Il est toujours intéressant de se plonger dans les archives; encore plus avec 30 ans de recul. Dans un entretien filmé accordé à la BBC en 1995, Tom Cruise, qui venait de tourner Entretien avec un vampire de Neil Jordan, était questionné sur le choix de ce rôle. Plus précisément, le journaliste lui demandait si son rôle de Lestat et la tension homo érotique qui se dégage de son personnage ne risquait pas de ruiner son image.
"Vous savez, je ne peux pas contrôler ce que les gens vont penser, dire, ou écrire. Je ne suis pas très bon quand il s'agit de penser à moi à la 3e personne du singulier. Donc ca n'a jamais été un problème pour moi sur ce que les gens vont penser quand je jouerai ce personnage, ou si j'allais perdre mon public. Chaque film que je fais est très différent. [...] Si vous travaillez dur pour faire de bons films, les gens viendront les voir.
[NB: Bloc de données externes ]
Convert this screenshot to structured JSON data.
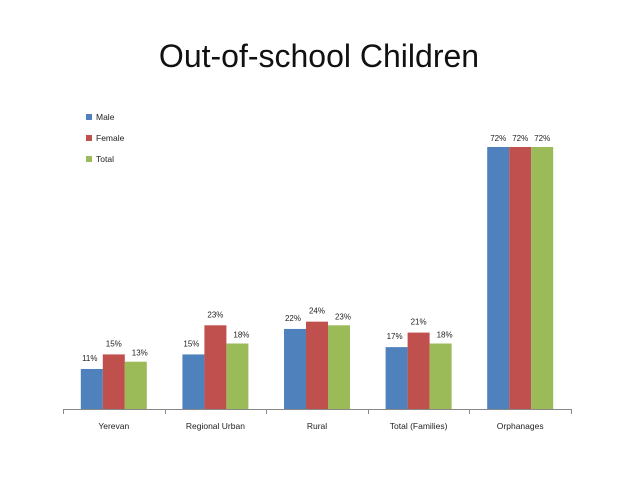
{
  "slide": {
    "title": "Out-of-school Children"
  },
  "chart_data": {
    "type": "bar",
    "title": "Out-of-school Children",
    "categories": [
      "Yerevan",
      "Regional Urban",
      "Rural",
      "Total (Families)",
      "Orphanages"
    ],
    "series": [
      {
        "name": "Male",
        "color": "#4f81bd",
        "values": [
          11,
          15,
          22,
          17,
          72
        ]
      },
      {
        "name": "Female",
        "color": "#c0504d",
        "values": [
          15,
          23,
          24,
          21,
          72
        ]
      },
      {
        "name": "Total",
        "color": "#9bbb59",
        "values": [
          13,
          18,
          23,
          18,
          72
        ]
      }
    ],
    "value_suffix": "%",
    "ylim": [
      0,
      72
    ],
    "grid": false,
    "legend": "top-left",
    "xlabel": "",
    "ylabel": ""
  }
}
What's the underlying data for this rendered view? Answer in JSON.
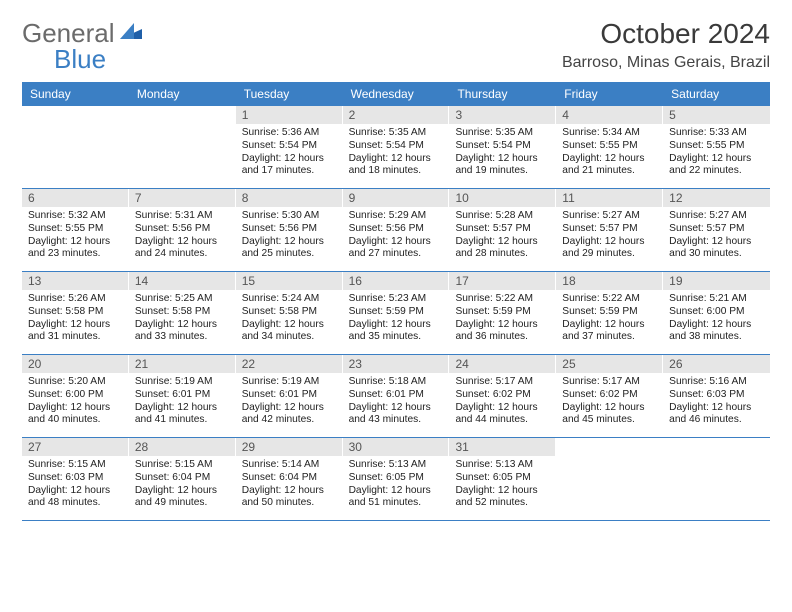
{
  "brand": {
    "text1": "General",
    "text2": "Blue"
  },
  "title": "October 2024",
  "location": "Barroso, Minas Gerais, Brazil",
  "colors": {
    "header_bg": "#3b7fc4",
    "header_text": "#ffffff",
    "daynum_bg": "#e6e6e6",
    "row_border": "#3b7fc4",
    "brand_gray": "#6b6b6b",
    "brand_blue": "#3b7fc4",
    "body_text": "#222222",
    "page_bg": "#ffffff"
  },
  "typography": {
    "title_fontsize": 28,
    "location_fontsize": 16,
    "dayhead_fontsize": 12,
    "cell_fontsize": 10.2
  },
  "layout": {
    "columns": 7,
    "rows": 5,
    "start_day_index": 2
  },
  "day_headers": [
    "Sunday",
    "Monday",
    "Tuesday",
    "Wednesday",
    "Thursday",
    "Friday",
    "Saturday"
  ],
  "cells": [
    {
      "blank": true
    },
    {
      "blank": true
    },
    {
      "day": "1",
      "sunrise": "Sunrise: 5:36 AM",
      "sunset": "Sunset: 5:54 PM",
      "daylight1": "Daylight: 12 hours",
      "daylight2": "and 17 minutes."
    },
    {
      "day": "2",
      "sunrise": "Sunrise: 5:35 AM",
      "sunset": "Sunset: 5:54 PM",
      "daylight1": "Daylight: 12 hours",
      "daylight2": "and 18 minutes."
    },
    {
      "day": "3",
      "sunrise": "Sunrise: 5:35 AM",
      "sunset": "Sunset: 5:54 PM",
      "daylight1": "Daylight: 12 hours",
      "daylight2": "and 19 minutes."
    },
    {
      "day": "4",
      "sunrise": "Sunrise: 5:34 AM",
      "sunset": "Sunset: 5:55 PM",
      "daylight1": "Daylight: 12 hours",
      "daylight2": "and 21 minutes."
    },
    {
      "day": "5",
      "sunrise": "Sunrise: 5:33 AM",
      "sunset": "Sunset: 5:55 PM",
      "daylight1": "Daylight: 12 hours",
      "daylight2": "and 22 minutes."
    },
    {
      "day": "6",
      "sunrise": "Sunrise: 5:32 AM",
      "sunset": "Sunset: 5:55 PM",
      "daylight1": "Daylight: 12 hours",
      "daylight2": "and 23 minutes."
    },
    {
      "day": "7",
      "sunrise": "Sunrise: 5:31 AM",
      "sunset": "Sunset: 5:56 PM",
      "daylight1": "Daylight: 12 hours",
      "daylight2": "and 24 minutes."
    },
    {
      "day": "8",
      "sunrise": "Sunrise: 5:30 AM",
      "sunset": "Sunset: 5:56 PM",
      "daylight1": "Daylight: 12 hours",
      "daylight2": "and 25 minutes."
    },
    {
      "day": "9",
      "sunrise": "Sunrise: 5:29 AM",
      "sunset": "Sunset: 5:56 PM",
      "daylight1": "Daylight: 12 hours",
      "daylight2": "and 27 minutes."
    },
    {
      "day": "10",
      "sunrise": "Sunrise: 5:28 AM",
      "sunset": "Sunset: 5:57 PM",
      "daylight1": "Daylight: 12 hours",
      "daylight2": "and 28 minutes."
    },
    {
      "day": "11",
      "sunrise": "Sunrise: 5:27 AM",
      "sunset": "Sunset: 5:57 PM",
      "daylight1": "Daylight: 12 hours",
      "daylight2": "and 29 minutes."
    },
    {
      "day": "12",
      "sunrise": "Sunrise: 5:27 AM",
      "sunset": "Sunset: 5:57 PM",
      "daylight1": "Daylight: 12 hours",
      "daylight2": "and 30 minutes."
    },
    {
      "day": "13",
      "sunrise": "Sunrise: 5:26 AM",
      "sunset": "Sunset: 5:58 PM",
      "daylight1": "Daylight: 12 hours",
      "daylight2": "and 31 minutes."
    },
    {
      "day": "14",
      "sunrise": "Sunrise: 5:25 AM",
      "sunset": "Sunset: 5:58 PM",
      "daylight1": "Daylight: 12 hours",
      "daylight2": "and 33 minutes."
    },
    {
      "day": "15",
      "sunrise": "Sunrise: 5:24 AM",
      "sunset": "Sunset: 5:58 PM",
      "daylight1": "Daylight: 12 hours",
      "daylight2": "and 34 minutes."
    },
    {
      "day": "16",
      "sunrise": "Sunrise: 5:23 AM",
      "sunset": "Sunset: 5:59 PM",
      "daylight1": "Daylight: 12 hours",
      "daylight2": "and 35 minutes."
    },
    {
      "day": "17",
      "sunrise": "Sunrise: 5:22 AM",
      "sunset": "Sunset: 5:59 PM",
      "daylight1": "Daylight: 12 hours",
      "daylight2": "and 36 minutes."
    },
    {
      "day": "18",
      "sunrise": "Sunrise: 5:22 AM",
      "sunset": "Sunset: 5:59 PM",
      "daylight1": "Daylight: 12 hours",
      "daylight2": "and 37 minutes."
    },
    {
      "day": "19",
      "sunrise": "Sunrise: 5:21 AM",
      "sunset": "Sunset: 6:00 PM",
      "daylight1": "Daylight: 12 hours",
      "daylight2": "and 38 minutes."
    },
    {
      "day": "20",
      "sunrise": "Sunrise: 5:20 AM",
      "sunset": "Sunset: 6:00 PM",
      "daylight1": "Daylight: 12 hours",
      "daylight2": "and 40 minutes."
    },
    {
      "day": "21",
      "sunrise": "Sunrise: 5:19 AM",
      "sunset": "Sunset: 6:01 PM",
      "daylight1": "Daylight: 12 hours",
      "daylight2": "and 41 minutes."
    },
    {
      "day": "22",
      "sunrise": "Sunrise: 5:19 AM",
      "sunset": "Sunset: 6:01 PM",
      "daylight1": "Daylight: 12 hours",
      "daylight2": "and 42 minutes."
    },
    {
      "day": "23",
      "sunrise": "Sunrise: 5:18 AM",
      "sunset": "Sunset: 6:01 PM",
      "daylight1": "Daylight: 12 hours",
      "daylight2": "and 43 minutes."
    },
    {
      "day": "24",
      "sunrise": "Sunrise: 5:17 AM",
      "sunset": "Sunset: 6:02 PM",
      "daylight1": "Daylight: 12 hours",
      "daylight2": "and 44 minutes."
    },
    {
      "day": "25",
      "sunrise": "Sunrise: 5:17 AM",
      "sunset": "Sunset: 6:02 PM",
      "daylight1": "Daylight: 12 hours",
      "daylight2": "and 45 minutes."
    },
    {
      "day": "26",
      "sunrise": "Sunrise: 5:16 AM",
      "sunset": "Sunset: 6:03 PM",
      "daylight1": "Daylight: 12 hours",
      "daylight2": "and 46 minutes."
    },
    {
      "day": "27",
      "sunrise": "Sunrise: 5:15 AM",
      "sunset": "Sunset: 6:03 PM",
      "daylight1": "Daylight: 12 hours",
      "daylight2": "and 48 minutes."
    },
    {
      "day": "28",
      "sunrise": "Sunrise: 5:15 AM",
      "sunset": "Sunset: 6:04 PM",
      "daylight1": "Daylight: 12 hours",
      "daylight2": "and 49 minutes."
    },
    {
      "day": "29",
      "sunrise": "Sunrise: 5:14 AM",
      "sunset": "Sunset: 6:04 PM",
      "daylight1": "Daylight: 12 hours",
      "daylight2": "and 50 minutes."
    },
    {
      "day": "30",
      "sunrise": "Sunrise: 5:13 AM",
      "sunset": "Sunset: 6:05 PM",
      "daylight1": "Daylight: 12 hours",
      "daylight2": "and 51 minutes."
    },
    {
      "day": "31",
      "sunrise": "Sunrise: 5:13 AM",
      "sunset": "Sunset: 6:05 PM",
      "daylight1": "Daylight: 12 hours",
      "daylight2": "and 52 minutes."
    },
    {
      "blank": true
    },
    {
      "blank": true
    }
  ]
}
Avec les vampires, ce n'est pas une question d'homme ou de femme. Ca peut certainement être vu comme une métaphore. [...] Je ne vais pas expliquer aux spectateurs ce qu'est le film, c'est à eux de décider". De l'art subtil de s'en tirer par une pirouette.
"Son venin fait mal..."
Porté par son duo Tom Cruise et Brad Pitt, Entretien avec un vampire, sorti en décembre 1994 chez nous, sera un joli succès en France, avec 1,63 millions d'entrées. Et même au Box Office mondial, avec plus de 223 millions $ de recettes.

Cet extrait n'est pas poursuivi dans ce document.